In the same way, we can apply this idea to churches to look at distinct behavioral types that help us assess where they are with becoming a multiplying church. Specific behaviors describe five different levels of multiplication in churches. We have defined these as Level 1, 2, 3, 4 and 5 multiplying churches. Regardless of church size, growth rate (positive or negative) or behavioral type, all churches will exhibit behaviors from all five levels; however, we can begin to define a primary level and create profiles for each of the five behavioral types.
As you may have guessed, Level 5 churches are the most aggressive multiplying churches and Level 1 churches are the least. You might be surprised to learn that most of the largest churches—those congregations and leaders we tend to hold in esteem and even aspire to be like—are actually Level 3 multiplying churches. For this framework, we’ve intentionally defined churches that have a strong attendance growth culture but are not aggressively multiplying as Level 3 churches.
Believe it or not, many Level 3 churches are actually stuck, even though their accumulation statistics look good. The very growth strategies that propelled them to Level 3 are the same ones that are keeping them from becoming a Level 4 or 5 multiplying church.
A New Scorecard
If we are to move the needle on multiplication, we must start by creating a new scorecard. Who wants to aspire to be a Level 3 church when you could be a Level 5 church? (And make no mistake—your church was made to be a Level 5.)

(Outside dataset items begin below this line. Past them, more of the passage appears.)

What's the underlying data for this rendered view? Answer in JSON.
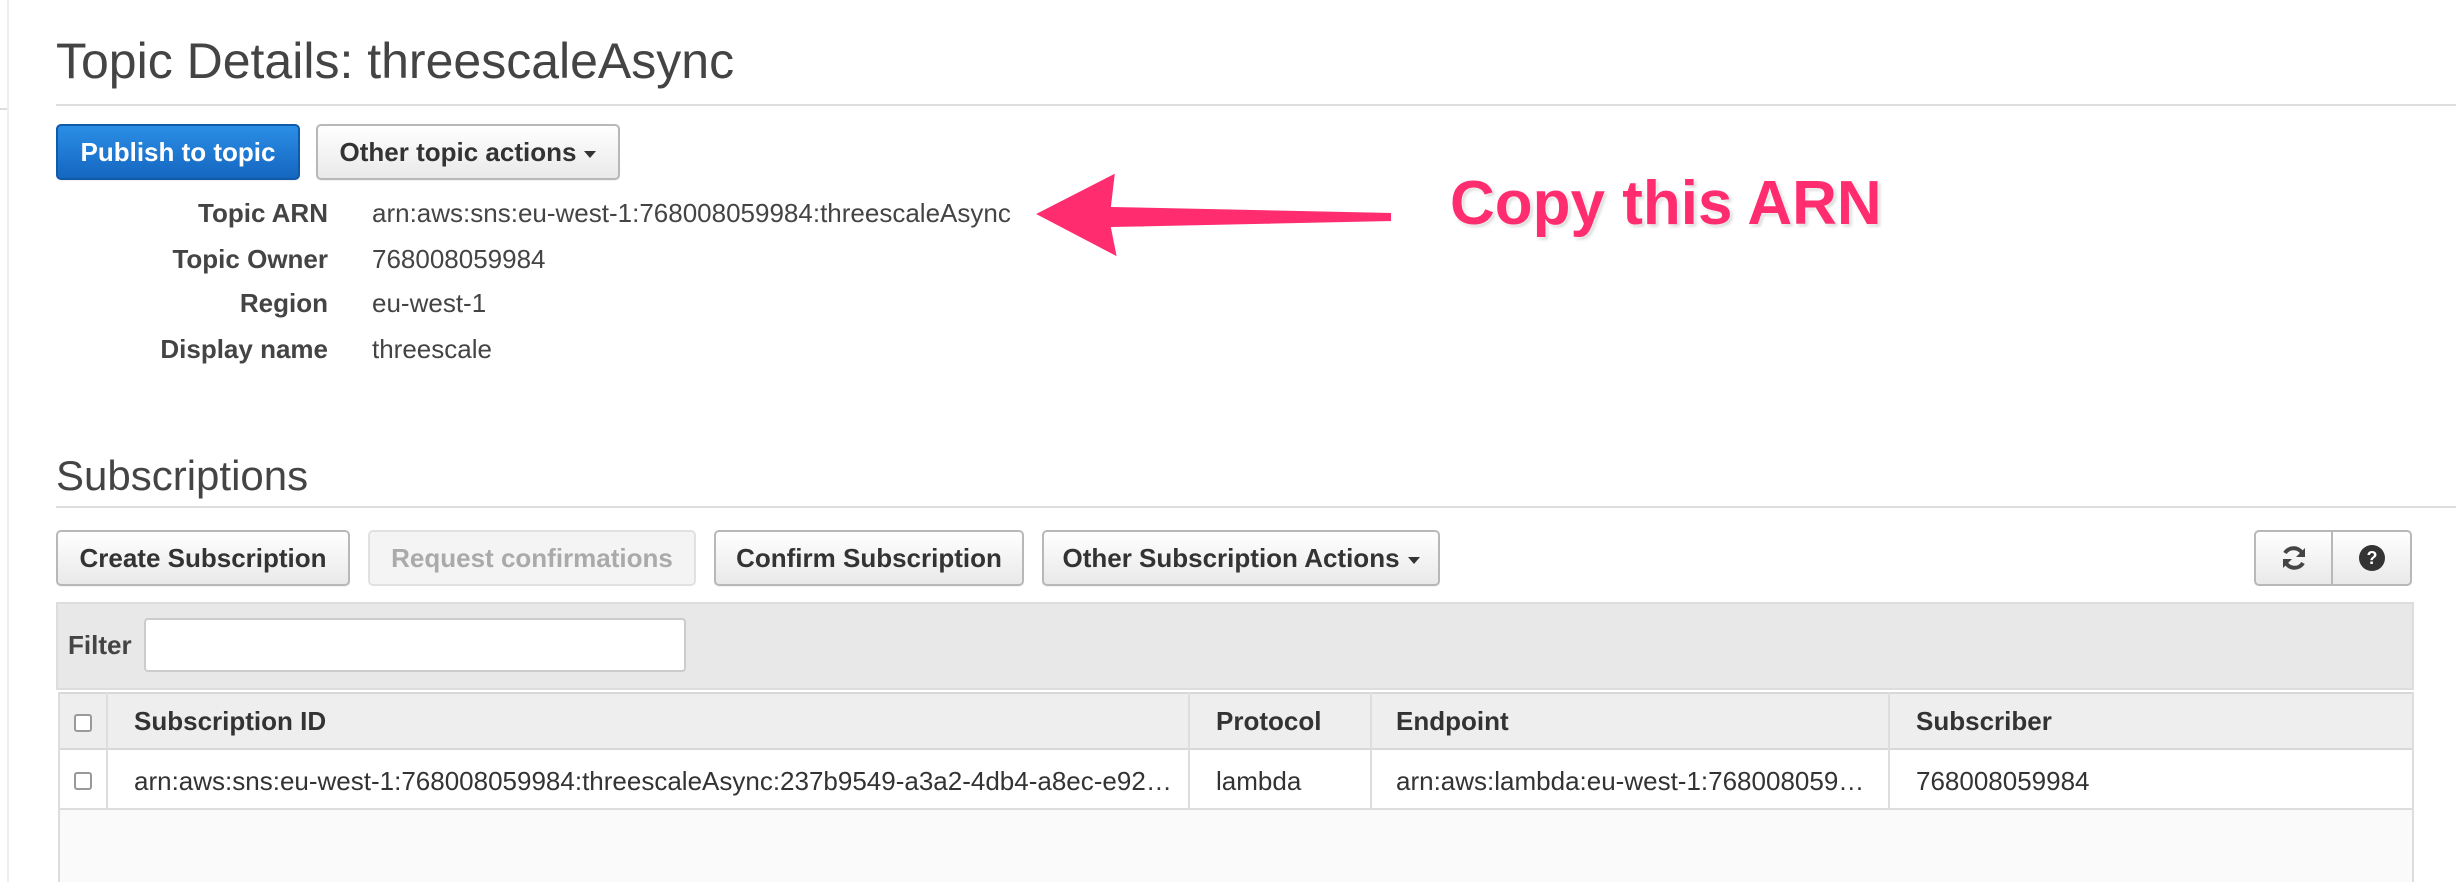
{
  "page": {
    "title": "Topic Details: threescaleAsync"
  },
  "topic_actions": {
    "publish_label": "Publish to topic",
    "other_actions_label": "Other topic actions"
  },
  "details": [
    {
      "label": "Topic ARN",
      "value": "arn:aws:sns:eu-west-1:768008059984:threescaleAsync"
    },
    {
      "label": "Topic Owner",
      "value": "768008059984"
    },
    {
      "label": "Region",
      "value": "eu-west-1"
    },
    {
      "label": "Display name",
      "value": "threescale"
    }
  ],
  "annotation": {
    "text": "Copy this ARN",
    "color": "#ff2d6f"
  },
  "subscriptions": {
    "title": "Subscriptions",
    "buttons": {
      "create": "Create Subscription",
      "request_confirmations": "Request confirmations",
      "confirm": "Confirm Subscription",
      "other_actions": "Other Subscription Actions"
    },
    "icons": [
      "refresh-icon",
      "help-icon"
    ],
    "filter": {
      "label": "Filter",
      "value": ""
    },
    "table": {
      "columns": [
        "Subscription ID",
        "Protocol",
        "Endpoint",
        "Subscriber"
      ],
      "rows": [
        {
          "subscription_id": "arn:aws:sns:eu-west-1:768008059984:threescaleAsync:237b9549-a3a2-4db4-a8ec-e9214...",
          "protocol": "lambda",
          "endpoint": "arn:aws:lambda:eu-west-1:76800805998...",
          "subscriber": "768008059984"
        }
      ]
    }
  },
  "colors": {
    "primary_button": "#1a73d1",
    "annotation": "#ff2d6f"
  }
}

At this point, you might be saying, “I only wish our church was a Level 3. Then we’d have the resources to multiply.” The truth is that most new churches are born into Level 1; 80 to 90 percent of churches in the U.S. are a Level 1 or 2. If that’s your church plant, don’t let this truth paralyze you. In fact, count your blessings. The reality is that this elusive, tension-free day when churches can afford to multiply will never come, even for Level 3 churches. They are stuck for a reason.
If you’re leading a Level 1 or 2 church, hear this: The behaviors, values and decisions you make now position you to become a future Level 4 or 5 multiplying church, possibly even bypassing some of the limitations Level 3 churches experience.
Plain and simple, setting your sights on Level 3 as your definition of success is a futile exercise. You’ll eventually find yourself feeling empty and, like many leaders today, wondering if there’s something more. How might things be different if you reworked your scorecard for success and embraced the practices and behaviors of Level 5 multiplying churches?
Regardless of the multiplication level your church is at today, the key is to consider where you are, where you’d like to go and what you need to change today to move yourself in the right direction.